После литургии он выспросил у одного рыжебородого брата, кого он так странно повстречал в сумерках. Монашек сразу понял, о ком речь, и бровью не повел. А чего удивляться – тот еще баловник, крестьянский сын, иеромонах Ириней во всей своей первозданной красе – сам отец казначей славной Богородичной обители.

***
Время спустя новому постриженику Серафиму в Щегловском монастыре добавили  к тому, тайному, слезному блаженно-Иоаннову, еще одно послушание. Его придумал большой оригинал и выдумщик архимандрит Сила. Не лишенный воистину английского чувства юмора, отец наместник заметил, что молчаливого инока постоянно тянет к воде, и на исповеди он все твердит об одном – про речку в годы беспутной молодости, про брошенную невесту в лодке, про помысел греховный о скором самоубийстве через утопление. И опять вспоминает реку, водоворот, быстрину…
«Видимо, Господь через водную стихию душу сию к покаянию направил», – веско  и  даже как-то поэтично по форме подумал отец наместник, и для начала поставил брата на кухню за мытье тарелок и котлов в деревянном старинном корыте.
Сам отец архимандрит, признаться, в юности начинал с того же, и потому помнил каждую трещинку и сучок на темном от воды дереве сего дивного дубового сосуда, скоро наставляющего инока к смиренномудрию. Корыто как инструмент достижения смирения было и правда славное, к тому же сугубой исторической важности – досталось в наследство монастырю чуть ли не от Глинских старцев.
Но, самую малость подучив смирению и терпению его бывшее высокоблагородие с тонкими аристократическими пальцами, кои век не знали физического труда, досточтимый отец Сила сжалился и силу духовного воспитания поумерил – отменил послушание с мыльной водой. Но, сохраняя верность  своей находчивой духовной аллегории, отец архимандрит все-таки проявил последовательность – отправил  инока  на источник, следить за чистотой.
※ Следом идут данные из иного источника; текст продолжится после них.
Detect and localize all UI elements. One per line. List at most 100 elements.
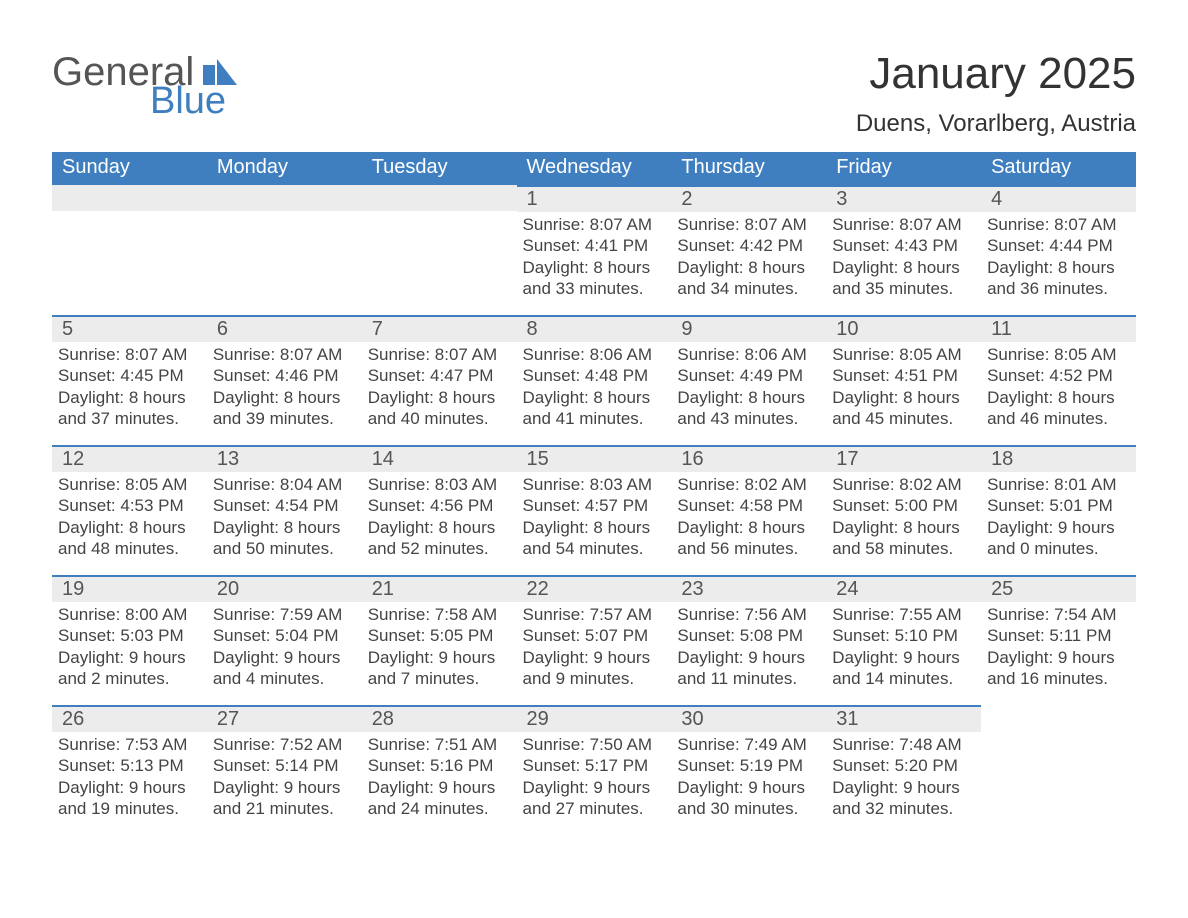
sunset-line: Sunset: 4:58 PM xyxy=(675,495,816,516)
daylight-line: Daylight: 9 hours and 30 minutes. xyxy=(675,777,816,820)
sunrise-line: Sunrise: 8:03 AM xyxy=(366,474,507,495)
day-details: Sunrise: 7:58 AMSunset: 5:05 PMDaylight:… xyxy=(362,602,517,691)
calendar-day-cell xyxy=(981,705,1136,835)
sunrise-line: Sunrise: 8:07 AM xyxy=(985,214,1126,235)
daylight-line: Daylight: 8 hours and 33 minutes. xyxy=(521,257,662,300)
day-number: 10 xyxy=(826,315,981,342)
day-number: 25 xyxy=(981,575,1136,602)
calendar-day-cell: 17Sunrise: 8:02 AMSunset: 5:00 PMDayligh… xyxy=(826,445,981,575)
sunset-line: Sunset: 5:16 PM xyxy=(366,755,507,776)
daylight-line: Daylight: 9 hours and 9 minutes. xyxy=(521,647,662,690)
day-number: 2 xyxy=(671,185,826,212)
day-number: 30 xyxy=(671,705,826,732)
sunrise-line: Sunrise: 8:07 AM xyxy=(675,214,816,235)
day-number: 24 xyxy=(826,575,981,602)
calendar-day-cell: 26Sunrise: 7:53 AMSunset: 5:13 PMDayligh… xyxy=(52,705,207,835)
day-details: Sunrise: 8:03 AMSunset: 4:56 PMDaylight:… xyxy=(362,472,517,561)
calendar-week-row: 1Sunrise: 8:07 AMSunset: 4:41 PMDaylight… xyxy=(52,185,1136,315)
sunset-line: Sunset: 4:41 PM xyxy=(521,235,662,256)
calendar-week-row: 12Sunrise: 8:05 AMSunset: 4:53 PMDayligh… xyxy=(52,445,1136,575)
day-details: Sunrise: 8:05 AMSunset: 4:51 PMDaylight:… xyxy=(826,342,981,431)
sunset-line: Sunset: 4:54 PM xyxy=(211,495,352,516)
day-details: Sunrise: 7:49 AMSunset: 5:19 PMDaylight:… xyxy=(671,732,826,821)
daylight-line: Daylight: 8 hours and 56 minutes. xyxy=(675,517,816,560)
sunrise-line: Sunrise: 8:04 AM xyxy=(211,474,352,495)
day-number: 29 xyxy=(517,705,672,732)
day-number: 7 xyxy=(362,315,517,342)
calendar-day-cell: 13Sunrise: 8:04 AMSunset: 4:54 PMDayligh… xyxy=(207,445,362,575)
daylight-line: Daylight: 8 hours and 45 minutes. xyxy=(830,387,971,430)
calendar-day-cell: 29Sunrise: 7:50 AMSunset: 5:17 PMDayligh… xyxy=(517,705,672,835)
empty-day-band xyxy=(207,185,362,211)
weekday-header: Thursday xyxy=(671,152,826,185)
day-details: Sunrise: 7:50 AMSunset: 5:17 PMDaylight:… xyxy=(517,732,672,821)
day-details: Sunrise: 8:07 AMSunset: 4:46 PMDaylight:… xyxy=(207,342,362,431)
calendar-day-cell xyxy=(52,185,207,315)
day-details: Sunrise: 8:07 AMSunset: 4:47 PMDaylight:… xyxy=(362,342,517,431)
sunset-line: Sunset: 5:03 PM xyxy=(56,625,197,646)
day-details: Sunrise: 8:07 AMSunset: 4:42 PMDaylight:… xyxy=(671,212,826,301)
sunrise-line: Sunrise: 7:55 AM xyxy=(830,604,971,625)
day-details: Sunrise: 8:03 AMSunset: 4:57 PMDaylight:… xyxy=(517,472,672,561)
calendar-day-cell: 30Sunrise: 7:49 AMSunset: 5:19 PMDayligh… xyxy=(671,705,826,835)
day-details: Sunrise: 7:54 AMSunset: 5:11 PMDaylight:… xyxy=(981,602,1136,691)
sunset-line: Sunset: 4:45 PM xyxy=(56,365,197,386)
calendar-day-cell: 18Sunrise: 8:01 AMSunset: 5:01 PMDayligh… xyxy=(981,445,1136,575)
calendar-table: Sunday Monday Tuesday Wednesday Thursday… xyxy=(52,152,1136,835)
day-number: 14 xyxy=(362,445,517,472)
calendar-day-cell: 21Sunrise: 7:58 AMSunset: 5:05 PMDayligh… xyxy=(362,575,517,705)
day-number: 20 xyxy=(207,575,362,602)
sunrise-line: Sunrise: 7:56 AM xyxy=(675,604,816,625)
day-number: 5 xyxy=(52,315,207,342)
daylight-line: Daylight: 9 hours and 0 minutes. xyxy=(985,517,1126,560)
day-details: Sunrise: 8:06 AMSunset: 4:48 PMDaylight:… xyxy=(517,342,672,431)
daylight-line: Daylight: 8 hours and 35 minutes. xyxy=(830,257,971,300)
calendar-day-cell: 6Sunrise: 8:07 AMSunset: 4:46 PMDaylight… xyxy=(207,315,362,445)
weekday-header: Tuesday xyxy=(362,152,517,185)
day-details: Sunrise: 7:59 AMSunset: 5:04 PMDaylight:… xyxy=(207,602,362,691)
weekday-header-row: Sunday Monday Tuesday Wednesday Thursday… xyxy=(52,152,1136,185)
calendar-day-cell: 9Sunrise: 8:06 AMSunset: 4:49 PMDaylight… xyxy=(671,315,826,445)
calendar-day-cell: 24Sunrise: 7:55 AMSunset: 5:10 PMDayligh… xyxy=(826,575,981,705)
day-number: 11 xyxy=(981,315,1136,342)
daylight-line: Daylight: 9 hours and 32 minutes. xyxy=(830,777,971,820)
day-number: 12 xyxy=(52,445,207,472)
sunset-line: Sunset: 5:05 PM xyxy=(366,625,507,646)
day-details: Sunrise: 7:55 AMSunset: 5:10 PMDaylight:… xyxy=(826,602,981,691)
day-details: Sunrise: 7:56 AMSunset: 5:08 PMDaylight:… xyxy=(671,602,826,691)
sunset-line: Sunset: 4:51 PM xyxy=(830,365,971,386)
sunset-line: Sunset: 4:43 PM xyxy=(830,235,971,256)
day-number: 13 xyxy=(207,445,362,472)
calendar-day-cell: 31Sunrise: 7:48 AMSunset: 5:20 PMDayligh… xyxy=(826,705,981,835)
calendar-day-cell: 20Sunrise: 7:59 AMSunset: 5:04 PMDayligh… xyxy=(207,575,362,705)
day-details: Sunrise: 8:05 AMSunset: 4:53 PMDaylight:… xyxy=(52,472,207,561)
daylight-line: Daylight: 8 hours and 58 minutes. xyxy=(830,517,971,560)
daylight-line: Daylight: 8 hours and 41 minutes. xyxy=(521,387,662,430)
sunset-line: Sunset: 5:13 PM xyxy=(56,755,197,776)
day-details: Sunrise: 8:00 AMSunset: 5:03 PMDaylight:… xyxy=(52,602,207,691)
calendar-day-cell: 28Sunrise: 7:51 AMSunset: 5:16 PMDayligh… xyxy=(362,705,517,835)
day-details: Sunrise: 8:06 AMSunset: 4:49 PMDaylight:… xyxy=(671,342,826,431)
daylight-line: Daylight: 9 hours and 16 minutes. xyxy=(985,647,1126,690)
daylight-line: Daylight: 8 hours and 43 minutes. xyxy=(675,387,816,430)
sunset-line: Sunset: 4:52 PM xyxy=(985,365,1126,386)
sunset-line: Sunset: 5:08 PM xyxy=(675,625,816,646)
day-number: 6 xyxy=(207,315,362,342)
daylight-line: Daylight: 8 hours and 50 minutes. xyxy=(211,517,352,560)
sunrise-line: Sunrise: 7:48 AM xyxy=(830,734,971,755)
calendar-page: General Blue January 2025 Duens, Vorarlb… xyxy=(0,0,1188,918)
sunrise-line: Sunrise: 8:05 AM xyxy=(830,344,971,365)
daylight-line: Daylight: 8 hours and 52 minutes. xyxy=(366,517,507,560)
sunset-line: Sunset: 4:46 PM xyxy=(211,365,352,386)
brand-text-blue: Blue xyxy=(150,82,226,120)
calendar-day-cell: 7Sunrise: 8:07 AMSunset: 4:47 PMDaylight… xyxy=(362,315,517,445)
sunrise-line: Sunrise: 7:58 AM xyxy=(366,604,507,625)
daylight-line: Daylight: 9 hours and 4 minutes. xyxy=(211,647,352,690)
sunrise-line: Sunrise: 7:51 AM xyxy=(366,734,507,755)
sunrise-line: Sunrise: 7:53 AM xyxy=(56,734,197,755)
calendar-day-cell xyxy=(207,185,362,315)
calendar-week-row: 5Sunrise: 8:07 AMSunset: 4:45 PMDaylight… xyxy=(52,315,1136,445)
header: General Blue January 2025 Duens, Vorarlb… xyxy=(52,52,1136,148)
calendar-day-cell: 14Sunrise: 8:03 AMSunset: 4:56 PMDayligh… xyxy=(362,445,517,575)
calendar-day-cell: 3Sunrise: 8:07 AMSunset: 4:43 PMDaylight… xyxy=(826,185,981,315)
В октябре с деревьев нападало столько хвороста и листьев, что маленький
узкий  грот в земле с тонкой струйкой вкусной родниковой воды засыпало совсем. Непривычно орудуя старыми граблями и тупой штыковой лопатой, инок Серафим расчищал холодной чистой влаге удобный  путь. Местные бабы с бидонами останавливались перемолвиться о божественном с новым, нестарым еще монашком с военной выправкой, по-чахоточному впалой грудью и будто фарфоровыми глазами. Эти глаза бело-синего небесного оттенка чем-то их привлекали –  может, схожестью с кусочками дорогого головного сахара или плошками ярмарочного гжеля особо искусной работы, манили дьявольски-прекрасным орудием искуса, жало которого, надо сказать, было изрядно притуплено.
Инок мало и неохотно говорил, коротко и тихо отвечая поневоле, но не это было им важно. Они приходили не столько послушать, сколько посмотреть, как день за днем по лицу его, не останавливаясь ни на минуту, текли крупные покаянные слезы.